The AWK Programming Language
Sunday September 1, 2019
The 1988 book on awk
by Aho, Weinberger, and Kernighan is as good as everyone says, and I will highly recommend it for programmers and data science folks.
Specialized tools like cut
and bc
handle many simple tasks, and general languages like Python can do pretty complicated things. For a long time I avoided properly learning awk
, perhaps because I didn't understand that it fills such a useful space between those two extremes, and that the learning curve is really reasonable.
Awk is good at processing lines of delimited text quickly and easily, with defaults that are often convenient. For example, here's adding a BMI column to this file I found:
cat biostats.csv | awk -F, 'NR == 1 {print $0, ",BMI"} \
NR > 1 {print $0, "," ($5/2.205) / ($4/39.37)^2}'
That would probably take more effort with most other tools.
Unfortunately awk
doesn't make it very easy to deal with some complications that can show up in CSV (quoting, newlines inside fields, etc.). A Python project called pawk
looks like it could be the answer, if you don't mind installing it and using Python syntax.
Here's the conclusion from the book:
Awk is not a solution to every programming problem, but it's an indispensible part of a programmer's toolbox, especially on Unix, where easy connection of tools is a way of life. Although the larger examples in the book might give a different impression, most awk programs are short and simple and do tasks the language was originally meant for: counting things, converting data from one form to another, adding up numbers, extracting information for reports.

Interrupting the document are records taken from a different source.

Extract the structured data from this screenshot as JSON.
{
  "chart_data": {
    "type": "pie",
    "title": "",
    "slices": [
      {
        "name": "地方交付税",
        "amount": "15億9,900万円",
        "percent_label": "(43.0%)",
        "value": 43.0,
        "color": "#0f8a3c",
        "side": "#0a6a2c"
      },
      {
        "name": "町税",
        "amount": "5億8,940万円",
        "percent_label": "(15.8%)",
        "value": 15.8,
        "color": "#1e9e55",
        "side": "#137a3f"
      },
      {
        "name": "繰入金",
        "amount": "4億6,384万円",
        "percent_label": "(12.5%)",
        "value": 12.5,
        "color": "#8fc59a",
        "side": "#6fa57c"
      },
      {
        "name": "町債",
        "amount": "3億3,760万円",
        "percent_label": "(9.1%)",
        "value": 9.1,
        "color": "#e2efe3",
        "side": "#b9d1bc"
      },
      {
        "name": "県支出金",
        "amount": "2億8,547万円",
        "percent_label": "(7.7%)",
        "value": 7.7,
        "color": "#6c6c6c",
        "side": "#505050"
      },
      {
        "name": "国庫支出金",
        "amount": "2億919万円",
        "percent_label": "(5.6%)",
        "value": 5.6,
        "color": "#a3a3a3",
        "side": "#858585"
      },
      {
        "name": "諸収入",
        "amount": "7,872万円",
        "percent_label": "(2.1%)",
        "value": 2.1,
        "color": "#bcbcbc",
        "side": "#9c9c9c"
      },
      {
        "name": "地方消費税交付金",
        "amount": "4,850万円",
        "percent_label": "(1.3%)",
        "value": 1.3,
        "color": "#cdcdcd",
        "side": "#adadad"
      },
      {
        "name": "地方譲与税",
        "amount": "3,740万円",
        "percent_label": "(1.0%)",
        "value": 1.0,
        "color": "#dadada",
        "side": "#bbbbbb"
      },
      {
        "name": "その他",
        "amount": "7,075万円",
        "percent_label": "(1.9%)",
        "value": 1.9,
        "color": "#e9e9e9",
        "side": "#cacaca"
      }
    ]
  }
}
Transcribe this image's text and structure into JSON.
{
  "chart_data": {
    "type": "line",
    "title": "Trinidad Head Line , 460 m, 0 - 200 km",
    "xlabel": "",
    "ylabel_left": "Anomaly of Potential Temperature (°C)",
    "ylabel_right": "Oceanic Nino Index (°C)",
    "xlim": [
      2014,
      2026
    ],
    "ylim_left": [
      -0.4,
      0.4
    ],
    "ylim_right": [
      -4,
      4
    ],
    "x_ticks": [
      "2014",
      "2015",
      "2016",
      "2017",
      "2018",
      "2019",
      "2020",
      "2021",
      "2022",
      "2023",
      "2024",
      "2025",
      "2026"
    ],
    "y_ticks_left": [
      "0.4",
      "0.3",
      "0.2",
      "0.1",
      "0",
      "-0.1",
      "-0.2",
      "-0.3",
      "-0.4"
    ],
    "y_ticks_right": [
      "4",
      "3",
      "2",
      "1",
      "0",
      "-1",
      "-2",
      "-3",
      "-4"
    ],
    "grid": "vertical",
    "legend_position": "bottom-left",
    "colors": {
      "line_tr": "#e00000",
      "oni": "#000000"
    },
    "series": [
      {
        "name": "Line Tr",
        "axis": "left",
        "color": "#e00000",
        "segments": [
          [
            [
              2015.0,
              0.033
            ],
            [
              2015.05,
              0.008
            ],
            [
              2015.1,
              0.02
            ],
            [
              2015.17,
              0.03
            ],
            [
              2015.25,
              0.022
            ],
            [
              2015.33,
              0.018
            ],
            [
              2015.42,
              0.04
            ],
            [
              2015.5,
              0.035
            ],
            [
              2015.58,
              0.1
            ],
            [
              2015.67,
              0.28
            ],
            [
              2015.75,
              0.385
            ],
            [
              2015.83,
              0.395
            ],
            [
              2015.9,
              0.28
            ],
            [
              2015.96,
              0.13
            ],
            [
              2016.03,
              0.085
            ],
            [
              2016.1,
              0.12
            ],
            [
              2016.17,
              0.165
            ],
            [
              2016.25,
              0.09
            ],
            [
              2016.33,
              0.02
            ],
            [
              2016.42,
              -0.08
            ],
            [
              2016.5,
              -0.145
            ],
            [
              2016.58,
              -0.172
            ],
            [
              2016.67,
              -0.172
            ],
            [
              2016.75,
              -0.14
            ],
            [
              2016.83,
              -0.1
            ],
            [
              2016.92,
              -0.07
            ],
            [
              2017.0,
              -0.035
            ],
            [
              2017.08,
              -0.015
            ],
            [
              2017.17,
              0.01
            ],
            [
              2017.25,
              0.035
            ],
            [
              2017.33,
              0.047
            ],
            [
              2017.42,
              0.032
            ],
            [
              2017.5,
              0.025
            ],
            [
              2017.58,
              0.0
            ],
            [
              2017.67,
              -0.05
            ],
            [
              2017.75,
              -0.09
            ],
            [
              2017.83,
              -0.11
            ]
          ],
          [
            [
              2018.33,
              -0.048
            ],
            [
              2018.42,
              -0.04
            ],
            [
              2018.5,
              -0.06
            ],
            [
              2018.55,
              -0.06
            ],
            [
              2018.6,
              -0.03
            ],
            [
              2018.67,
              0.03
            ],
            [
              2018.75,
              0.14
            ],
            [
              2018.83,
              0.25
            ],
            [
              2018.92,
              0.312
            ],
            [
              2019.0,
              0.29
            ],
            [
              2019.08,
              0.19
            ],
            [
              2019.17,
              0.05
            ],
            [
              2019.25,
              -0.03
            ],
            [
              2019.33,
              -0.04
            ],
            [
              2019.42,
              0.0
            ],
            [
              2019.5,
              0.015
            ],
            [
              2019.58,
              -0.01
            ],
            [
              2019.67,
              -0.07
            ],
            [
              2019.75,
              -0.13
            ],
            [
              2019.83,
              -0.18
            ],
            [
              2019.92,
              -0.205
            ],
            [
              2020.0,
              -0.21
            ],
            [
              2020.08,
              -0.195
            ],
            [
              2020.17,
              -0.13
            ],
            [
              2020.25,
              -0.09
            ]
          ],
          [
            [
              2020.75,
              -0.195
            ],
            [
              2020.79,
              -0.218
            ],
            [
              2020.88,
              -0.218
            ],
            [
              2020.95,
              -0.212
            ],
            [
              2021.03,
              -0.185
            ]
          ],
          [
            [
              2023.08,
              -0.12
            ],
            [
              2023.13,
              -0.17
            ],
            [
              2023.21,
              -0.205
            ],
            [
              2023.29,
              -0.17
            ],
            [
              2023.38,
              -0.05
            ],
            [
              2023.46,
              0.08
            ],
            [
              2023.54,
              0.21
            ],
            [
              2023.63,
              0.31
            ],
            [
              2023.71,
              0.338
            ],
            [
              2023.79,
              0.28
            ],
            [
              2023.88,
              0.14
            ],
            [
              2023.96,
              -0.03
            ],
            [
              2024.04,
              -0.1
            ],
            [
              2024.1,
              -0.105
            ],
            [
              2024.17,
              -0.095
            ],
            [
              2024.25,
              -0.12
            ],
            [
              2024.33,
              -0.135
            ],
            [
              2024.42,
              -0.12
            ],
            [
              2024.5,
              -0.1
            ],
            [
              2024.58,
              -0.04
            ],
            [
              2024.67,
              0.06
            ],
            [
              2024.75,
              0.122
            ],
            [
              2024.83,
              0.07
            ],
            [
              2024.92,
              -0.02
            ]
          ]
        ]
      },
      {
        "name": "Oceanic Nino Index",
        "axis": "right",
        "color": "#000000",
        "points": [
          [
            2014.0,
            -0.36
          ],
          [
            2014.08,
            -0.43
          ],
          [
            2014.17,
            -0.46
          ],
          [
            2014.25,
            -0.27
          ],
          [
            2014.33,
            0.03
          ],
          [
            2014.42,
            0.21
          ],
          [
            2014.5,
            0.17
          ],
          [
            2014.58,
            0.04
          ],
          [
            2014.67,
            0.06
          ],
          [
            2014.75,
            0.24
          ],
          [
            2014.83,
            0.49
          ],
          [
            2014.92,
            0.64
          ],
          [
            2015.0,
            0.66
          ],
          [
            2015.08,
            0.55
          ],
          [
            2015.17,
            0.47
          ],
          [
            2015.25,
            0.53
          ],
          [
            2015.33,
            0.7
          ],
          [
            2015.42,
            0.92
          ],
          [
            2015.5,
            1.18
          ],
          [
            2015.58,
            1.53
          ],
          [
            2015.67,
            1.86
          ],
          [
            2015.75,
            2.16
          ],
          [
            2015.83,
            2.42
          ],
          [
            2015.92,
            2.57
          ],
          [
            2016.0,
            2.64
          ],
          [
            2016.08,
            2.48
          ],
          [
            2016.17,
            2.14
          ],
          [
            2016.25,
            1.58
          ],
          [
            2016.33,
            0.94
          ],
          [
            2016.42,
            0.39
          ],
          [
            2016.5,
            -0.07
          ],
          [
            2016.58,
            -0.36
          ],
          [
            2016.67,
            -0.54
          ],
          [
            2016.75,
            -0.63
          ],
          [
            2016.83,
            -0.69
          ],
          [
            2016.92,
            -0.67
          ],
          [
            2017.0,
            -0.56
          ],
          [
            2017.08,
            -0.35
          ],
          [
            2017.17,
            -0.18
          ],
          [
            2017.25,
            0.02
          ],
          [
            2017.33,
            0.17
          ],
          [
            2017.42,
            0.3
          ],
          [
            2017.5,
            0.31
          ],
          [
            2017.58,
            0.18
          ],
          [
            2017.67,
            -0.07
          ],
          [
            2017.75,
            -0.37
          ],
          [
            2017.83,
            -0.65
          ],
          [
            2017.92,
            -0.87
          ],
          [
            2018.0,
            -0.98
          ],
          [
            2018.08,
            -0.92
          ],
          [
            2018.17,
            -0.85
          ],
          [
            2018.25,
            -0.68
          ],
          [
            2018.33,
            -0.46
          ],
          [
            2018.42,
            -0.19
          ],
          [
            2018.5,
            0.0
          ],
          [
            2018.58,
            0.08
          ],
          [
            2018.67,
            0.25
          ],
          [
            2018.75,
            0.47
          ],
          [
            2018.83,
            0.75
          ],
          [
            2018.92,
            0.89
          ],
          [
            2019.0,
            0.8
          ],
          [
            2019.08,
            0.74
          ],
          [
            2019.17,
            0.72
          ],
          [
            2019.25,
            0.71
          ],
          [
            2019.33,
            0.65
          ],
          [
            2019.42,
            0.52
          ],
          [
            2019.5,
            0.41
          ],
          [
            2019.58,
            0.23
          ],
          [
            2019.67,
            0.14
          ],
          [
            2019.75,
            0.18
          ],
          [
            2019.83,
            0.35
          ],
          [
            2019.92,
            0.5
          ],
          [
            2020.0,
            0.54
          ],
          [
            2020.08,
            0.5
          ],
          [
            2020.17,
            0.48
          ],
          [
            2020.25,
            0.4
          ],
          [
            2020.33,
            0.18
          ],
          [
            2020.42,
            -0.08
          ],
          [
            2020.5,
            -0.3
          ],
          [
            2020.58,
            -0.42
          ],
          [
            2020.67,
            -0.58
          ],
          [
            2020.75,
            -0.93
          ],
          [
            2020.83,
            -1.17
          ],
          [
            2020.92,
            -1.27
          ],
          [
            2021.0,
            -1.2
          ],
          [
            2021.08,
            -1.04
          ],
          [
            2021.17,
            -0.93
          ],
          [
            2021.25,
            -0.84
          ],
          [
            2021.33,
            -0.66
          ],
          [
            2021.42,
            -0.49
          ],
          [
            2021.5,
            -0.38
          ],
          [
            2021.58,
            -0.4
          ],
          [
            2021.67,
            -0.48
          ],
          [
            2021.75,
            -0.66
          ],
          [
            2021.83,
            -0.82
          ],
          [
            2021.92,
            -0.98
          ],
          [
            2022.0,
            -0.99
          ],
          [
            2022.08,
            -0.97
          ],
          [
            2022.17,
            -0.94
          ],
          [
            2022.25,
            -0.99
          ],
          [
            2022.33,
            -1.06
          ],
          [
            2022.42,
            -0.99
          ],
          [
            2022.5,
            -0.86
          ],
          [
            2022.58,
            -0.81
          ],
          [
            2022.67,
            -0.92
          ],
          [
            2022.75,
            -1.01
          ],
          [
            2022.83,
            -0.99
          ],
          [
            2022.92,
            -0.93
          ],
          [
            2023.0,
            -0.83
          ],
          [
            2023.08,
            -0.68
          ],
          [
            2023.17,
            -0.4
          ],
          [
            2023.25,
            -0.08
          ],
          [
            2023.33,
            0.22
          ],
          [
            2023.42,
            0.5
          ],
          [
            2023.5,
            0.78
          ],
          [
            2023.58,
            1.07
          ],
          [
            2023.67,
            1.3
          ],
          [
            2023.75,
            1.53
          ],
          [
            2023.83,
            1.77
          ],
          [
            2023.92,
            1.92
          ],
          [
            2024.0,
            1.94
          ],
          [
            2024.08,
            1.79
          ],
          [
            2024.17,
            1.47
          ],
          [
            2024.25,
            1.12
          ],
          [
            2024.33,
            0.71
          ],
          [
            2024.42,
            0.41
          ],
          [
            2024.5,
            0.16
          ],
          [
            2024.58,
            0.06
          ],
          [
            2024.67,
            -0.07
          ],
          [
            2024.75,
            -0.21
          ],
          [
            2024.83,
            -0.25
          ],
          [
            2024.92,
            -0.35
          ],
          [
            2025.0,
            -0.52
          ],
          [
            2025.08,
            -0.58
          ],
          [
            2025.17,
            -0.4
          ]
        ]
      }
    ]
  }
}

For tasks like these, where program development time is more important than run time, awk is hard to beat. The implicit input loop and the pattern-action paradigm simplify and often entirely eliminate control flow. Field splitting parses the most common forms of input, while numbers and strings and the coercions between them handle the most common data types. Associative arrays provide both conventional array storage and the much richer possibilities of arbitrary subscripts. Regular expressions are a uniform notation for describing patterns of text. Default initialization and the absence of declarations shorten programs.
What we did not anticipate were the less conventional applications. For example, the transition from "not programming" to "programming" is quite gradual: the absence of the syntactic baggage of conventional languages like C or Pascal makes awk easy enough to learn that it has been the first language for a surprising number of people.
The features added in 1985, especially the ability to define functions, have led to a variety of unexpected applications, like small database systems and compilers for little languages. In many cases, awk is used for a prototype, an experiment to demonstrate feasibility and to play with features and user interfaces, although sometimes the awk program remains the production version. Awk has even been used for software engineering courses, because it's possible to experiment with designs much more readily than with larger languages.
Of course, one must be wary of going too far — any tool can be pushed beyond its limits — but many people have found awk to be valuable for a wide range of problems. We hope we have suggested ways in which awk might be useful to you as well.
They take awk
pretty far in the book, and it's delightful to see, even if you only end up using awk
for simpler things like my example above.